Directeur du département Droit Économie Gestion et responsable pédagogique de la licence professionnelle management des organisations hôtelières et touristiques en Polynésie française

 

Recrudescence des cas de COVID-19 en Polynésie française : le tourisme n’est pas coupable !

 

Depuis le 31 juillet dernier et en l’espace de moins de deux semaines, plus de 80 cas de COVID-19 ont été décelés en Polynésie française, alors qu’une soixantaine de cas avaient été détectés et éradiqués pendant les trois mois de fermeture de frontières (fin mars à fin juin), en partie grâce à un confinement strict et sévère du territoire. Les conséquences économiques de ces restrictions à la mobilité interne et internationale ont engendré une baisse d’activité inédite (de 34 % au premier semestre selon une estimation de l’ISPF[1]) et elles commencent à se faire ressentir maintenant car les aides publiques massives ont permis de soutenir les entreprises et leurs employés dans un premier temps. Si une nouvelle période de confinement semble être écartée pour pallier cette recrudescence virale, d’autres propositions ont été présentées au gouvernement par une délégation syndicale le 12 août 2020. Un membre de cette délégation a d’ailleurs déclaré : « Le gouvernement veut sauver le tourisme, 15 % de l’économie, mais il met en péril les 85 % restants ». L’une de ces propositions serait donc d’imposer une quatorzaine à l’arrivée des vols internationaux[2], ce qui provoquerait très certainement l’arrêt total du tourisme. En effet, les touristes qui se déplacent ont une contrainte de temps à respecter. Et si celle-ci devait augmenter aussi fortement dans un contexte où la durée de séjour en 2019 d’un américain était de 10 jours et que celle d’un français était de 26 jours (en raison du tourisme affinitaire)[3], rares seront alors les aventuriers qui accepteront de venir dans ces conditions. Par conséquent, les hôtels, les pensions de familles et les prestataires de services touristiques (mais aussi Air Tahiti pour certaines lignes aériennes) devront de nouveau envisager d’arrêter leurs activités.

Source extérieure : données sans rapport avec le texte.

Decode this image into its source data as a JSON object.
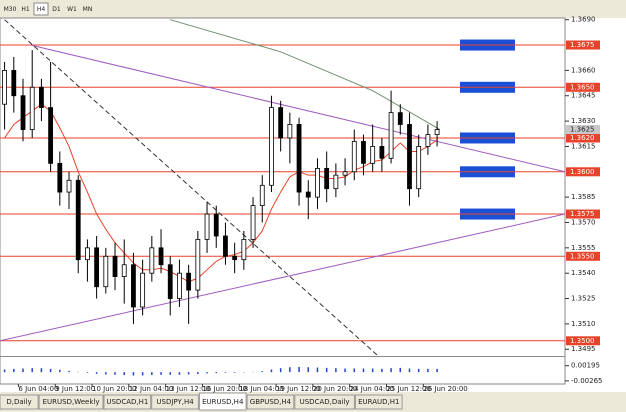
{
  "toolbar": [
    "M30",
    "H1",
    "H4",
    "D1",
    "W1",
    "MN"
  ],
  "active_timeframe": 2,
  "tabs": [
    "D,Daily",
    "EURUSD,Weekly",
    "USDCAD,H1",
    "USDJPY,H4",
    "EURUSD,H4",
    "GBPUSD,H4",
    "USDCAD,Daily",
    "EURAUD,H1"
  ],
  "active_tab": 4,
  "chart_data": {
    "type": "candlestick",
    "open": [
      1.364,
      1.366,
      1.3645,
      1.3625,
      1.365,
      1.3638,
      1.3605,
      1.3588,
      1.3595,
      1.3548,
      1.3555,
      1.3532,
      1.355,
      1.3538,
      1.3545,
      1.352,
      1.354,
      1.3555,
      1.3545,
      1.3525,
      1.354,
      1.353,
      1.356,
      1.3575,
      1.3562,
      1.355,
      1.3548,
      1.356,
      1.358,
      1.3592,
      1.3638,
      1.362,
      1.3628,
      1.3588,
      1.3585,
      1.3602,
      1.359,
      1.3598,
      1.36,
      1.3618,
      1.3605,
      1.3615,
      1.3608,
      1.3635,
      1.3628,
      1.359,
      1.3615,
      1.3622
    ],
    "high": [
      1.3665,
      1.3668,
      1.3655,
      1.3672,
      1.3655,
      1.3665,
      1.3612,
      1.36,
      1.3598,
      1.356,
      1.3562,
      1.3555,
      1.3558,
      1.356,
      1.3552,
      1.3548,
      1.3562,
      1.3566,
      1.355,
      1.3548,
      1.3545,
      1.3565,
      1.3582,
      1.358,
      1.357,
      1.3558,
      1.3565,
      1.3585,
      1.3598,
      1.3645,
      1.3642,
      1.3635,
      1.3632,
      1.3595,
      1.3608,
      1.3612,
      1.3605,
      1.3608,
      1.3625,
      1.3622,
      1.3628,
      1.362,
      1.3648,
      1.364,
      1.3635,
      1.3622,
      1.3628,
      1.363
    ],
    "low": [
      1.3625,
      1.3635,
      1.3618,
      1.362,
      1.363,
      1.36,
      1.358,
      1.3578,
      1.354,
      1.3535,
      1.3525,
      1.3528,
      1.353,
      1.3522,
      1.351,
      1.3515,
      1.3535,
      1.354,
      1.3515,
      1.352,
      1.351,
      1.3525,
      1.3552,
      1.3555,
      1.3545,
      1.354,
      1.3542,
      1.3555,
      1.357,
      1.3588,
      1.3612,
      1.3605,
      1.358,
      1.3572,
      1.3578,
      1.3582,
      1.3585,
      1.3592,
      1.3595,
      1.3598,
      1.36,
      1.36,
      1.3605,
      1.3622,
      1.358,
      1.3585,
      1.361,
      1.3615
    ],
    "close": [
      1.366,
      1.3645,
      1.3625,
      1.365,
      1.3638,
      1.3605,
      1.3588,
      1.3595,
      1.3548,
      1.3555,
      1.3532,
      1.355,
      1.3538,
      1.3545,
      1.352,
      1.354,
      1.3555,
      1.3545,
      1.3525,
      1.354,
      1.353,
      1.356,
      1.3575,
      1.3562,
      1.355,
      1.3548,
      1.356,
      1.358,
      1.3592,
      1.3638,
      1.362,
      1.3628,
      1.3588,
      1.3585,
      1.3602,
      1.359,
      1.3598,
      1.36,
      1.3618,
      1.3605,
      1.3615,
      1.3608,
      1.3635,
      1.3628,
      1.359,
      1.3615,
      1.3622,
      1.3625
    ],
    "ma": {
      "color": "#e8432a",
      "values": [
        1.362,
        1.3628,
        1.3632,
        1.3636,
        1.364,
        1.3636,
        1.3626,
        1.3615,
        1.36,
        1.3588,
        1.3575,
        1.3566,
        1.3558,
        1.3552,
        1.3546,
        1.3542,
        1.3542,
        1.3543,
        1.3541,
        1.3538,
        1.3535,
        1.3537,
        1.3542,
        1.3547,
        1.355,
        1.3551,
        1.3553,
        1.3558,
        1.3565,
        1.3578,
        1.3588,
        1.3597,
        1.36,
        1.3598,
        1.3598,
        1.3596,
        1.3596,
        1.3597,
        1.3601,
        1.3603,
        1.3606,
        1.3607,
        1.3612,
        1.3617,
        1.3612,
        1.3612,
        1.3615,
        1.3619
      ]
    },
    "lines": [
      {
        "color": "#a05bc0",
        "dash": false,
        "points": [
          [
            2.8,
            1.3675
          ],
          [
            60.9,
            1.36
          ]
        ]
      },
      {
        "color": "#a05bc0",
        "dash": false,
        "points": [
          [
            -0.5,
            1.35
          ],
          [
            60.9,
            1.3575
          ]
        ]
      },
      {
        "color": "#333333",
        "dash": true,
        "points": [
          [
            0,
            1.369
          ],
          [
            40.6,
            1.3491
          ]
        ]
      },
      {
        "color": "#6e8f6e",
        "dash": false,
        "points": [
          [
            18,
            1.369
          ],
          [
            30,
            1.3671
          ],
          [
            40,
            1.3648
          ],
          [
            47.3,
            1.3625
          ]
        ]
      }
    ],
    "levels": [
      {
        "value": 1.3675,
        "label": "1.3675"
      },
      {
        "value": 1.365,
        "label": "1.3650"
      },
      {
        "value": 1.362,
        "label": "1.3620"
      },
      {
        "value": 1.36,
        "label": "1.3600"
      },
      {
        "value": 1.3575,
        "label": "1.3575"
      },
      {
        "value": 1.355,
        "label": "1.3550"
      },
      {
        "value": 1.35,
        "label": "1.3500"
      }
    ],
    "level_color": "#e8432a",
    "zones": [
      1.3675,
      1.365,
      1.362,
      1.36,
      1.3575
    ],
    "zone_color": "#1a4fd6",
    "last_price": {
      "value": 1.3625,
      "label": "1.3625"
    },
    "xlim": [
      -0.5,
      60.9
    ],
    "xticks": [
      {
        "value": 1.5,
        "label": "6 Jun 04:00"
      },
      {
        "value": 5.5,
        "label": "9 Jun 12:00"
      },
      {
        "value": 9.5,
        "label": "10 Jun 20:00"
      },
      {
        "value": 13.5,
        "label": "12 Jun 04:00"
      },
      {
        "value": 17.5,
        "label": "13 Jun 12:00"
      },
      {
        "value": 21.5,
        "label": "16 Jun 20:00"
      },
      {
        "value": 25.5,
        "label": "18 Jun 04:00"
      },
      {
        "value": 29.5,
        "label": "19 Jun 12:00"
      },
      {
        "value": 33.5,
        "label": "20 Jun 20:00"
      },
      {
        "value": 37.5,
        "label": "24 Jun 04:00"
      },
      {
        "value": 41.5,
        "label": "25 Jun 12:00"
      },
      {
        "value": 45.5,
        "label": "26 Jun 20:00"
      }
    ],
    "ylim": [
      1.3491,
      1.3691
    ],
    "yticks": [
      {
        "value": 1.369,
        "label": "1.3690"
      },
      {
        "value": 1.366,
        "label": "1.3660"
      },
      {
        "value": 1.3645,
        "label": "1.3645"
      },
      {
        "value": 1.363,
        "label": "1.3630"
      },
      {
        "value": 1.3615,
        "label": "1.3615"
      },
      {
        "value": 1.3585,
        "label": "1.3585"
      },
      {
        "value": 1.357,
        "label": "1.3570"
      },
      {
        "value": 1.3555,
        "label": "1.3555"
      },
      {
        "value": 1.354,
        "label": "1.3540"
      },
      {
        "value": 1.3525,
        "label": "1.3525"
      },
      {
        "value": 1.351,
        "label": "1.3510"
      },
      {
        "value": 1.3495,
        "label": "1.3495"
      }
    ],
    "indicator": {
      "color": "#2244cc",
      "values": [
        0.0008,
        0.001,
        0.0011,
        0.0012,
        0.0012,
        0.001,
        0.0007,
        0.0004,
        0.0001,
        -0.0002,
        -0.0005,
        -0.0007,
        -0.0008,
        -0.0009,
        -0.001,
        -0.001,
        -0.0009,
        -0.0008,
        -0.0008,
        -0.0008,
        -0.0007,
        -0.0006,
        -0.0004,
        -0.0003,
        -0.0002,
        -0.0002,
        -0.0001,
        0.0001,
        0.0003,
        0.0008,
        0.0012,
        0.0015,
        0.0016,
        0.0015,
        0.0014,
        0.0013,
        0.0012,
        0.0011,
        0.0011,
        0.0011,
        0.0011,
        0.001,
        0.0012,
        0.0013,
        0.0011,
        0.001,
        0.001,
        0.001
      ],
      "ylim": [
        -0.0036,
        0.0046
      ],
      "yticks": [
        0.00195,
        -0.00265
      ]
    }
  }
}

Cette proposition, si elle peut sembler être de bon sens sanitaire, serait une catastrophe pour l’économie et la société polynésienne. Il est d’abord utile de rappeler que, selon la veille sanitaire, les cas importés sont relativement peu nombreux et concernent assez peu les touristes. Par conséquent, ce n’est pas l’ouverture des frontières qui provoque cette recrudescence mais le non-respect des gestes barrières car la contagion s’effectue par des événements divers mêlant résidents et nouveaux arrivants. D’ailleurs, il suffit de constater que la touriste détectée positive au COVID-19 sur le bateau de croisière Paul Gauguin a contaminé très peu de personnes, en comparaison aux autres clusters apparus (où les touristes n’étaient pas présents semble-t-il).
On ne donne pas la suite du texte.